監測醫生點點頭:“還要二到三小時才能結束。你們可以稍微放鬆一點了。家屬的穩定情緒,對患者後期的心理康復也很重要。”說完,他轉身又進了手術室。
展彤坐回椅子,整個人像卸下了千斤重擔。
這時候她才注意到松霜冰冷的手,“小霜,你的手怎麼這麼涼。”
松霜臉色有一點蒼白,笑了笑,鬆開握得發白的拳頭,“我沒事,小陽能平安就好。”
兩人抬頭無聲地望著手術燈,展彤低喃:“等小陽出來,我們得好好謝謝斯總,謝謝這些醫生……這是救了小陽的命,也是救了我的命。”
松霜沉默地點點頭。
松霜終於把展彤給勸走了,她一天沒吃沒喝,松霜讓她先去吃點東西墊墊,自己留著這裡守著。
松霜長舒一口氣,攤開手掌,露出那枚被冷汗浸溼的白玉平安扣。他以前也不會想到,真有那麼一天他也會默默求神拜佛,祈求禱告,以慰心安。

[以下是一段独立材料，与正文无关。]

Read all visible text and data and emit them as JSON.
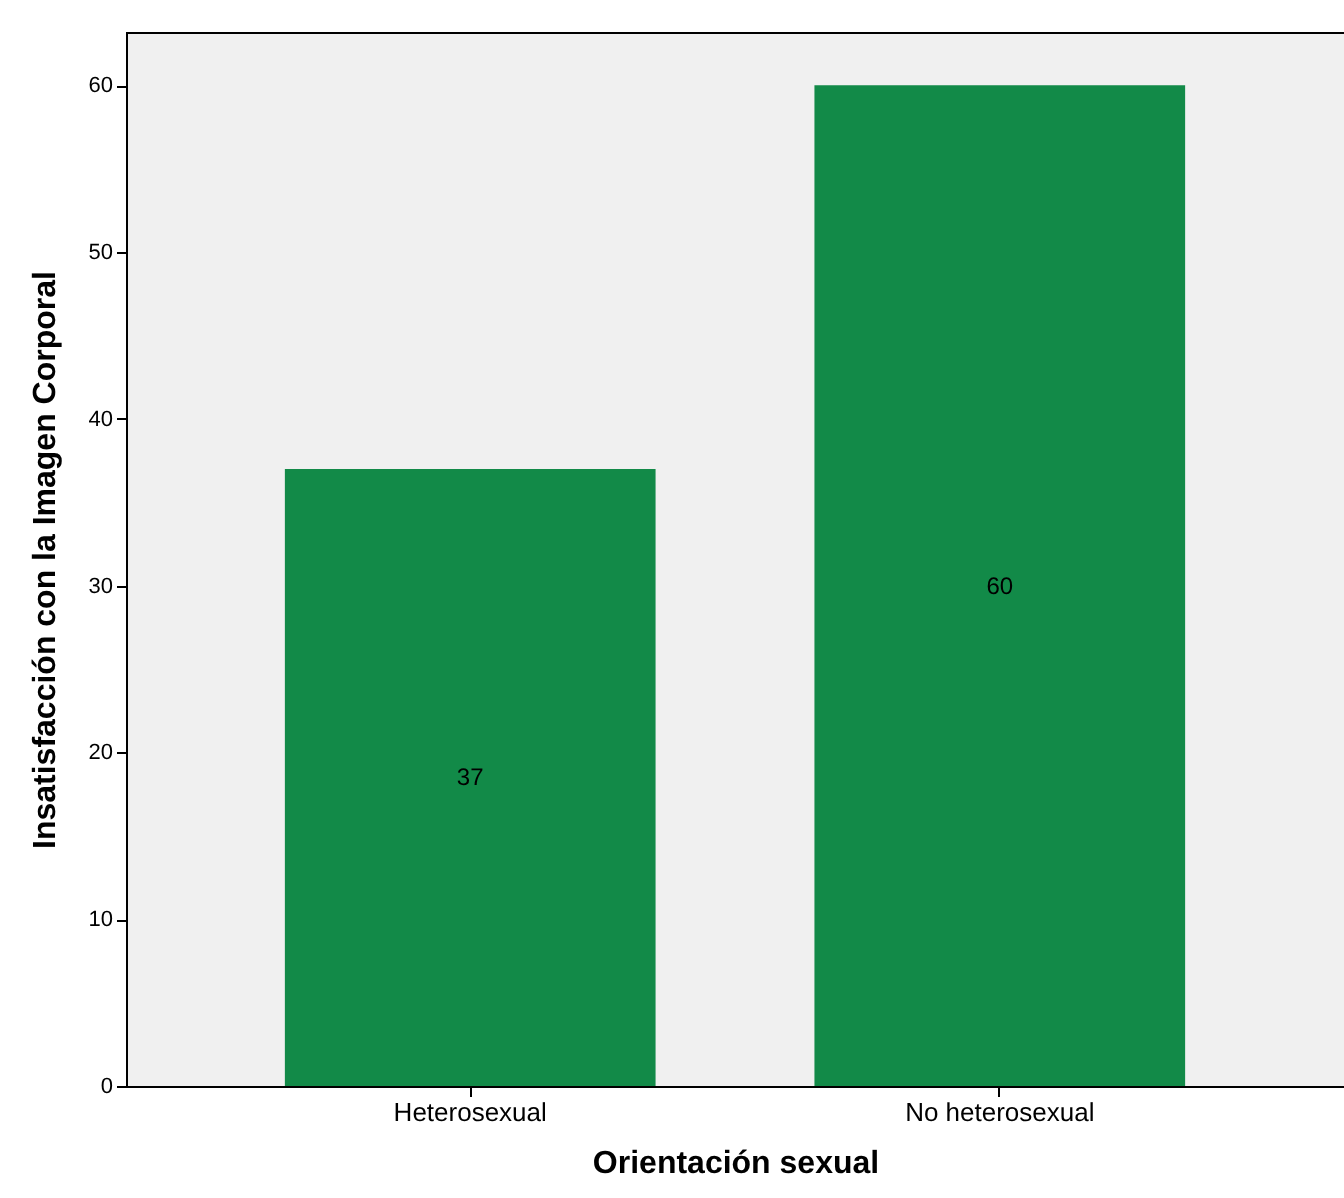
{
  "chart_data": {
    "type": "bar",
    "xlabel": "Orientación sexual",
    "ylabel": "Insatisfacción con la Imagen Corporal",
    "categories": [
      "Heterosexual",
      "No heterosexual"
    ],
    "values": [
      37,
      60
    ],
    "color": "#128a48",
    "ylim": [
      0,
      63.2
    ],
    "yticks": [
      0,
      10,
      20,
      30,
      40,
      50,
      60
    ],
    "grid": false,
    "data_labels": true
  }
}
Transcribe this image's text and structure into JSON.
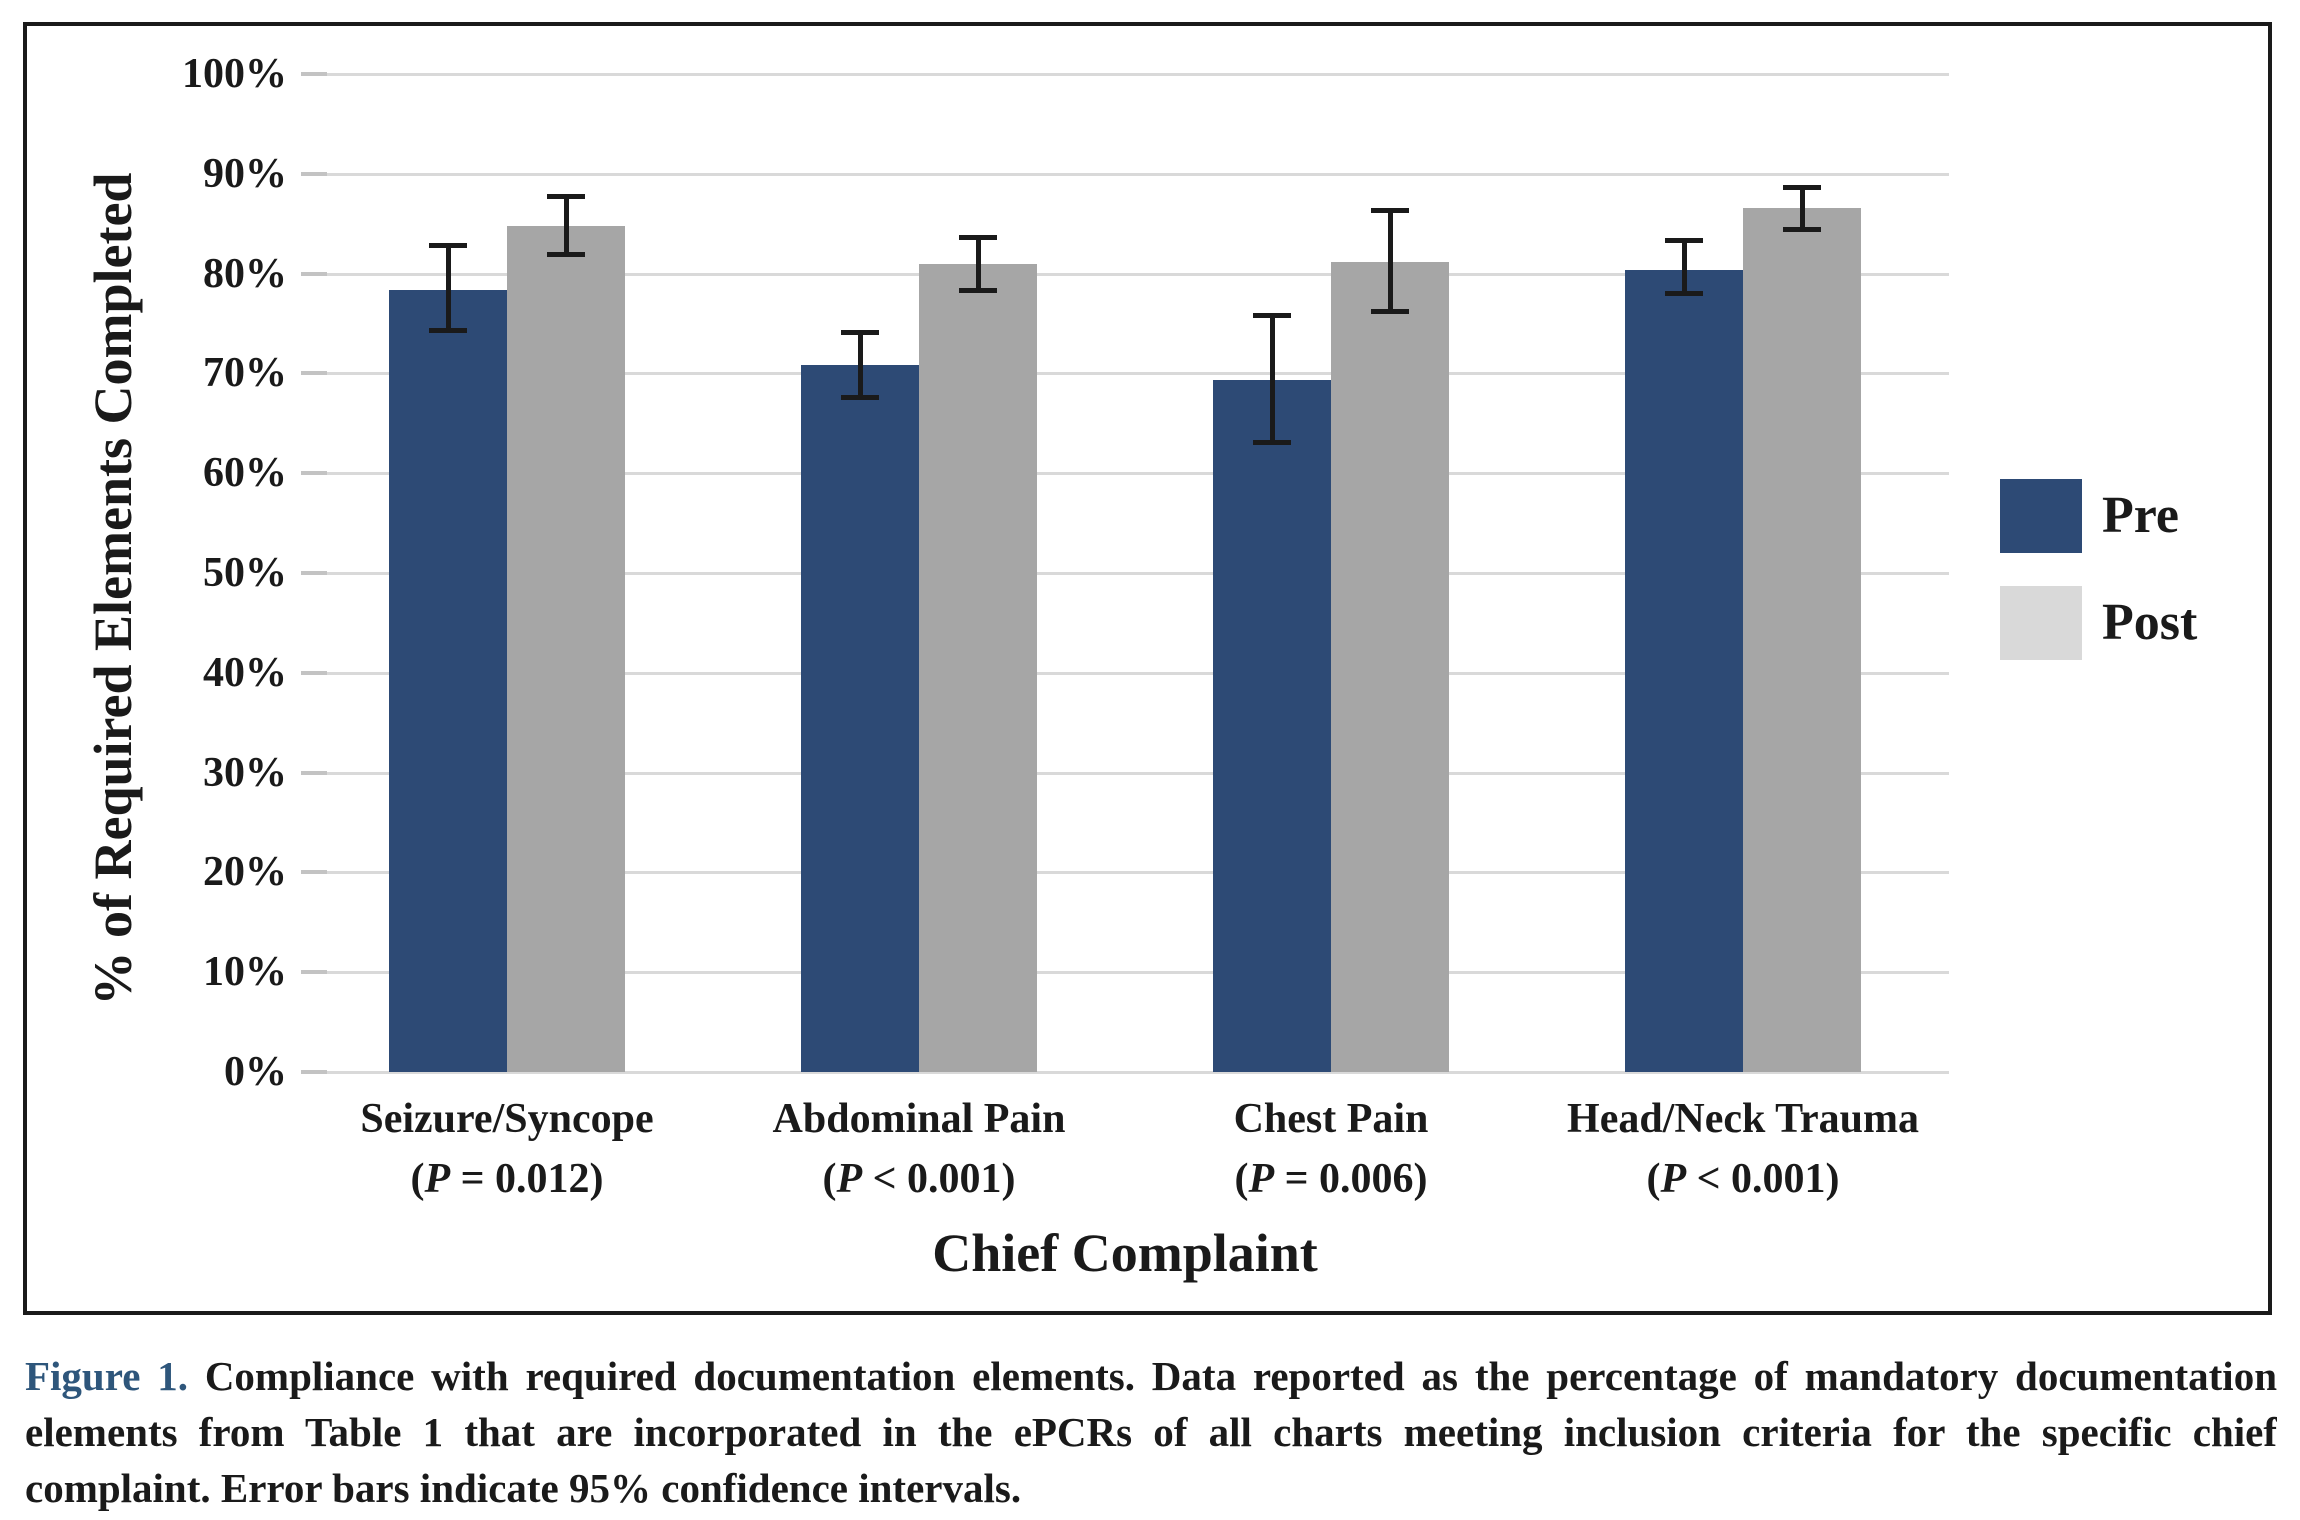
{
  "figure": {
    "background": "#ffffff",
    "border_color": "#1a1a1a"
  },
  "chart": {
    "y_axis_title": "% of Required Elements Completed",
    "x_axis_title": "Chief Complaint",
    "y_ticks": [
      {
        "label": "100%",
        "value": 100
      },
      {
        "label": "90%",
        "value": 90
      },
      {
        "label": "80%",
        "value": 80
      },
      {
        "label": "70%",
        "value": 70
      },
      {
        "label": "60%",
        "value": 60
      },
      {
        "label": "50%",
        "value": 50
      },
      {
        "label": "40%",
        "value": 40
      },
      {
        "label": "30%",
        "value": 30
      },
      {
        "label": "20%",
        "value": 20
      },
      {
        "label": "10%",
        "value": 10
      },
      {
        "label": "0%",
        "value": 0
      }
    ],
    "legend": [
      {
        "label": "Pre",
        "color": "#2d4a75"
      },
      {
        "label": "Post",
        "color": "#d9d9d9"
      }
    ],
    "colors": {
      "pre_bar": "#2d4a75",
      "post_bar": "#a6a6a6",
      "gridline": "#d9d9d9",
      "error_bar": "#1a1a1a"
    }
  },
  "chart_data": {
    "type": "bar",
    "categories": [
      "Seizure/Syncope",
      "Abdominal Pain",
      "Chest Pain",
      "Head/Neck Trauma"
    ],
    "p_labels": [
      "(P = 0.012)",
      "(P < 0.001)",
      "(P = 0.006)",
      "(P < 0.001)"
    ],
    "series": [
      {
        "name": "Pre",
        "values": [
          78.4,
          70.8,
          69.3,
          80.4
        ],
        "ci_low": [
          74.2,
          67.5,
          63.0,
          78.0
        ],
        "ci_high": [
          82.9,
          74.1,
          75.9,
          83.4
        ]
      },
      {
        "name": "Post",
        "values": [
          84.8,
          81.0,
          81.2,
          86.6
        ],
        "ci_low": [
          81.9,
          78.3,
          76.2,
          84.4
        ],
        "ci_high": [
          87.8,
          83.7,
          86.4,
          88.7
        ]
      }
    ],
    "xlabel": "Chief Complaint",
    "ylabel": "% of Required Elements Completed",
    "ylim": [
      0,
      100
    ],
    "grid": true,
    "legend_position": "right",
    "error_bars": "95% confidence intervals"
  },
  "caption": {
    "label": "Figure 1.",
    "label_color": "#2e567b",
    "lines": [
      "Compliance with required documentation elements. Data reported as the percentage of mandatory documentation",
      "elements from Table 1 that are incorporated in the ePCRs of all charts meeting inclusion criteria for the specific chief",
      "complaint. Error bars indicate 95% confidence intervals."
    ]
  }
}
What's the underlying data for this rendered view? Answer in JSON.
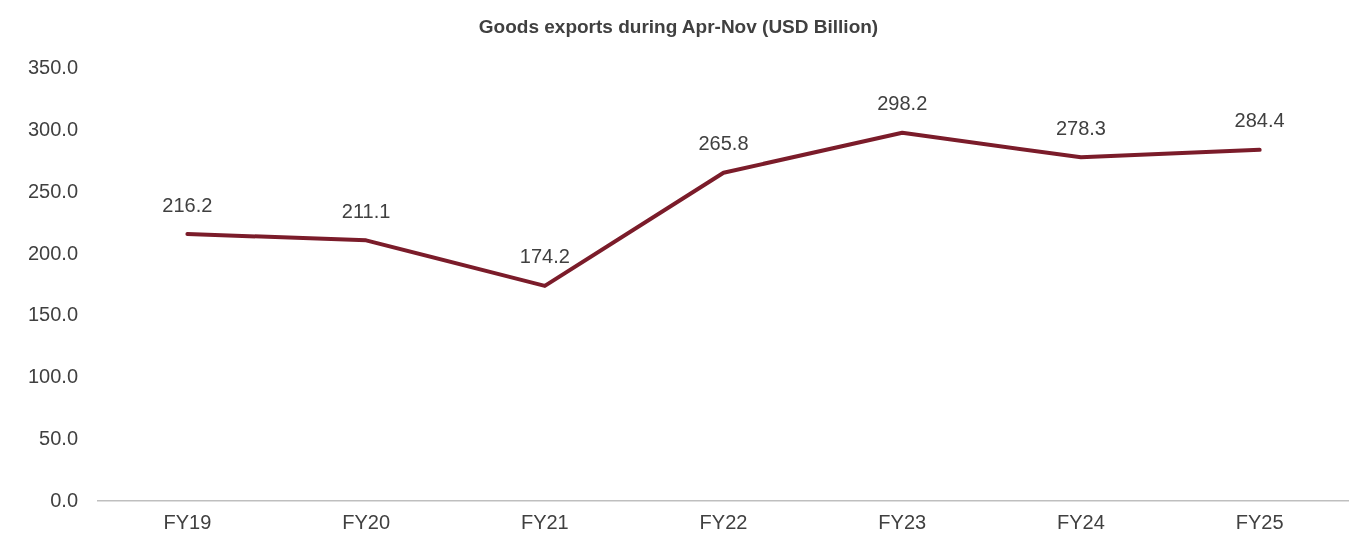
{
  "chart_data": {
    "type": "line",
    "title": "Goods exports during Apr-Nov (USD Billion)",
    "categories": [
      "FY19",
      "FY20",
      "FY21",
      "FY22",
      "FY23",
      "FY24",
      "FY25"
    ],
    "series": [
      {
        "color": "#7b1c2a",
        "values": [
          216.2,
          211.1,
          174.2,
          265.8,
          298.2,
          278.3,
          284.4
        ]
      }
    ],
    "ylim": [
      0,
      350
    ],
    "yticks": [
      {
        "value": 0,
        "label": "0.0"
      },
      {
        "value": 50,
        "label": "50.0"
      },
      {
        "value": 100,
        "label": "100.0"
      },
      {
        "value": 150,
        "label": "150.0"
      },
      {
        "value": 200,
        "label": "200.0"
      },
      {
        "value": 250,
        "label": "250.0"
      },
      {
        "value": 300,
        "label": "300.0"
      },
      {
        "value": 350,
        "label": "350.0"
      }
    ],
    "grid": false,
    "legend": false,
    "marker": "none",
    "line_style": "solid",
    "data_labels": true
  }
}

斯柏凌剛出公司,在車上開啟手機,並沒有收到司機的資訊,這意味松霜還在醫院,這麼晚了還沒回來。他決定親自去接他回家。
儘管松霜表示過,他可以不用來。
長廊上,只有松霜孤零零一個人,他閉著眼睛,歪著腦袋,靠在牆壁上,似乎睡著了。斯柏凌走過去,發現他秀氣的眉頭微微皺著,室內氣溫較低,穿著這麼單薄,還靠著牆,肯定睡不好。
展彤拿了些水果和其他吃的,返回手術區,走到轉角時,發現那位據說整日忙得不見蹤影的斯總居然過來了。她剛要快步上前,卻發現斯柏凌俯身給靠在牆邊的松霜披上了自己的外套,然後坐在了他的身邊,小心地將他靠在牆壁的腦袋移到自己的肩上。